A questão da disputa de memória existente no tempo presente sobre esse passado nos mostra também que a transição democrática no Brasil permanece incompleta. A Constituição de 1988 foi o marco político da concretização da democracia no país, mas a transição na memória não foi finalizada. As políticas de memória não acompanharam a consolidação da democracia política no país e, apesar de ter dado os primeiros passos na década de 1980, ainda hoje apresenta traços inacabados.
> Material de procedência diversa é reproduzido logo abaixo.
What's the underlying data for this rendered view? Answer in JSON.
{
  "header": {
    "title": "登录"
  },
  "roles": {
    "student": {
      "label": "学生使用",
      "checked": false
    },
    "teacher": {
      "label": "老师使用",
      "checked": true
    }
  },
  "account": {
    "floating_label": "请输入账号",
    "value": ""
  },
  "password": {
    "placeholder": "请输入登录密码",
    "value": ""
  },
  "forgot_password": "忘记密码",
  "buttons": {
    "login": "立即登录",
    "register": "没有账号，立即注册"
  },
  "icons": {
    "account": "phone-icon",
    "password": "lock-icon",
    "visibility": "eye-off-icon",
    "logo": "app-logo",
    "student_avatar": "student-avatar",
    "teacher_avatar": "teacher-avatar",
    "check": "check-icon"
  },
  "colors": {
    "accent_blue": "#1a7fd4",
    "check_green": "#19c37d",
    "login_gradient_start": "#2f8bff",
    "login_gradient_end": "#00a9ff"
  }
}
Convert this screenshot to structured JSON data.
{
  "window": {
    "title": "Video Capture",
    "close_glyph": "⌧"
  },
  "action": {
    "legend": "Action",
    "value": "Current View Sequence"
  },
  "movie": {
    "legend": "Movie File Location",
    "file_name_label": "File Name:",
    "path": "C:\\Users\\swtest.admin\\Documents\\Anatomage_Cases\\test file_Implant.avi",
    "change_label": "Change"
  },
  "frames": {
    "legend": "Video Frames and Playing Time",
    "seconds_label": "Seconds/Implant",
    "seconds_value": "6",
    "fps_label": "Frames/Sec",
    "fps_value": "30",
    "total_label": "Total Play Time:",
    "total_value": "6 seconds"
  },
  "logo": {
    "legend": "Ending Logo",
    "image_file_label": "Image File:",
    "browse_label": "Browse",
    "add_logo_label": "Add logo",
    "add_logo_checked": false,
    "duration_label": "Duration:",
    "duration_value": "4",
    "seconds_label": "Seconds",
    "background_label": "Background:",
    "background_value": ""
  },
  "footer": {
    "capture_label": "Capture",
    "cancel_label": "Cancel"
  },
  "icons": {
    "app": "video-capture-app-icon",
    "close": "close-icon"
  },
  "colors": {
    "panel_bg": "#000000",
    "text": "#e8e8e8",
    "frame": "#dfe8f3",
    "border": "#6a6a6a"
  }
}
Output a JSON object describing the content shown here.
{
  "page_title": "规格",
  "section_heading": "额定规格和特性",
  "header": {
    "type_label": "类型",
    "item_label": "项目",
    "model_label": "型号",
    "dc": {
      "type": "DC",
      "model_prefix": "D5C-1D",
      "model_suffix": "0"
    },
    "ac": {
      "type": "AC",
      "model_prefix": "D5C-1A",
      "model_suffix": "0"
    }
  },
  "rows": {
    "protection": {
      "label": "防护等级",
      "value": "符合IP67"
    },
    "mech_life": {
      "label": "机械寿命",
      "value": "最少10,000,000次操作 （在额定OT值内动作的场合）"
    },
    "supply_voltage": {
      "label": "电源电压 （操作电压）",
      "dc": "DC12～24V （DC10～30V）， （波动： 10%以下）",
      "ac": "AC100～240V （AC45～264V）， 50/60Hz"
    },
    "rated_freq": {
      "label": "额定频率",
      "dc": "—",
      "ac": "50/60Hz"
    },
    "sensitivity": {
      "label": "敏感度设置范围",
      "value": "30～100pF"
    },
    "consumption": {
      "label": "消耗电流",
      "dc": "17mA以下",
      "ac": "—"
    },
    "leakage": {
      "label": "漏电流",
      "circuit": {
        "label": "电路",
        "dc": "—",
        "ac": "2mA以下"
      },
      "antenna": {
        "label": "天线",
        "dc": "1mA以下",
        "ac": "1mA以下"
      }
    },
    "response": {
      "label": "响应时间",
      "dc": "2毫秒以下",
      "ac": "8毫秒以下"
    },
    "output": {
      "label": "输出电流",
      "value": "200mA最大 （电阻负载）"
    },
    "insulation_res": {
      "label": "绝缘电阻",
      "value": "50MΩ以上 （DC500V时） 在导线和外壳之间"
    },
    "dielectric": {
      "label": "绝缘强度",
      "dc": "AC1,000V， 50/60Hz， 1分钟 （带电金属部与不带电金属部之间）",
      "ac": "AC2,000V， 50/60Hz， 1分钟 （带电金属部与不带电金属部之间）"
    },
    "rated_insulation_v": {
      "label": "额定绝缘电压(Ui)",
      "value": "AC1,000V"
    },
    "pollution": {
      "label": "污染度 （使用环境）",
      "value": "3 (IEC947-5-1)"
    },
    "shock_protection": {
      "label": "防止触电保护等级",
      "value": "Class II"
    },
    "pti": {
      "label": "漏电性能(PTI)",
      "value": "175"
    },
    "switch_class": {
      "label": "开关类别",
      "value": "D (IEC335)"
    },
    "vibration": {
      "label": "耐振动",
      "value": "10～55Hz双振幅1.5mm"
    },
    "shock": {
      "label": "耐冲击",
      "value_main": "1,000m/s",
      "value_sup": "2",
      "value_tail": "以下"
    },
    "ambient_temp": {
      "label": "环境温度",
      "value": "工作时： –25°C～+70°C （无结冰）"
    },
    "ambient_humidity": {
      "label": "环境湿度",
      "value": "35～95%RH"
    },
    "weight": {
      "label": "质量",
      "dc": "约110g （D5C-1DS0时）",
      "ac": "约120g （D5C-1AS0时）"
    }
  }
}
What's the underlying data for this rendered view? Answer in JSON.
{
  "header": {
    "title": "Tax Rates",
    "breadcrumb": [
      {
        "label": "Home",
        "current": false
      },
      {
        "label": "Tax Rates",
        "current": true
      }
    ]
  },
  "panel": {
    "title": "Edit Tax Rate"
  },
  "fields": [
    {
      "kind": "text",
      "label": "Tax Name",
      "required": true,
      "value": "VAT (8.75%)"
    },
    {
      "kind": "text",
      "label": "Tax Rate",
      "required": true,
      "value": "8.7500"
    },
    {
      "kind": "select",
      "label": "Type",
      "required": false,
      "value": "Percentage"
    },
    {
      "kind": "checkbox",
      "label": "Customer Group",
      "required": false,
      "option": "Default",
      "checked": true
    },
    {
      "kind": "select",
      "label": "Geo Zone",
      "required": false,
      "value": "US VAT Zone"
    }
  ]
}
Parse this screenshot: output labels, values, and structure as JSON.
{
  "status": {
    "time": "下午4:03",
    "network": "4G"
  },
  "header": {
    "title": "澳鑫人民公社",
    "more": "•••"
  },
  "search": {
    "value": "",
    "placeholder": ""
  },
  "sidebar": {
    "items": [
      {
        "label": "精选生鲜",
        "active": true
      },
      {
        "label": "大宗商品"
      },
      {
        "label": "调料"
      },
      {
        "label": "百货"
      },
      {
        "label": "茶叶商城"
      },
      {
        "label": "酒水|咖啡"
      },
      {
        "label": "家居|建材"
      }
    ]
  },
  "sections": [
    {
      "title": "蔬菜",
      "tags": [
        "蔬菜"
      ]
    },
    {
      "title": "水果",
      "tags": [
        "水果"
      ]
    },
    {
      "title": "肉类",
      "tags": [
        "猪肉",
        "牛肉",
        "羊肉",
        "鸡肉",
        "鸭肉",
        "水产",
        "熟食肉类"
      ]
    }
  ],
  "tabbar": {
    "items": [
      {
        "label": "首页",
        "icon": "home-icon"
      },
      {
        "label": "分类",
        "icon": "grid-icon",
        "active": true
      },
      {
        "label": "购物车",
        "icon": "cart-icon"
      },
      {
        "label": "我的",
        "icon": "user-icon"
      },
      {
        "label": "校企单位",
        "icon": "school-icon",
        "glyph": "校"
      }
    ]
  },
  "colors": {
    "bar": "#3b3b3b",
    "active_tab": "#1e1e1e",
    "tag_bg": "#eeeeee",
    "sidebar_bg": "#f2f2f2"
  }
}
Desta forma, a disputa de memória entre gerações de ex-militantes estudantis e a construção da memória sobre a transição democrática evidenciam a busca de um significado por parte dos grupos sociais envolvidos na luta pela transição de sua própria atuação e relevância política que crie uma memória sobre a resistência: seus atores, seu conteúdo, suas vítimas, seus heróis, seus símbolos e seus avanços.

Vivemos hoje um momento de revisão da nossa historia recente. A comissão da anistia e a comissão da verdade reacenderam o debate no cerne social. Neste meio onde se busca construir uma narrativa sobre o passado varias são as vozes que vem falar sobre o passado com o objetivo de projetar uma imagem para o futuro. A memória sobre a ditadura é um campo aberto, espaço de disputa, onde muitos sujeitos demandam seu protagonismo e onde muitas instituições lançam mão dela com fins políticos.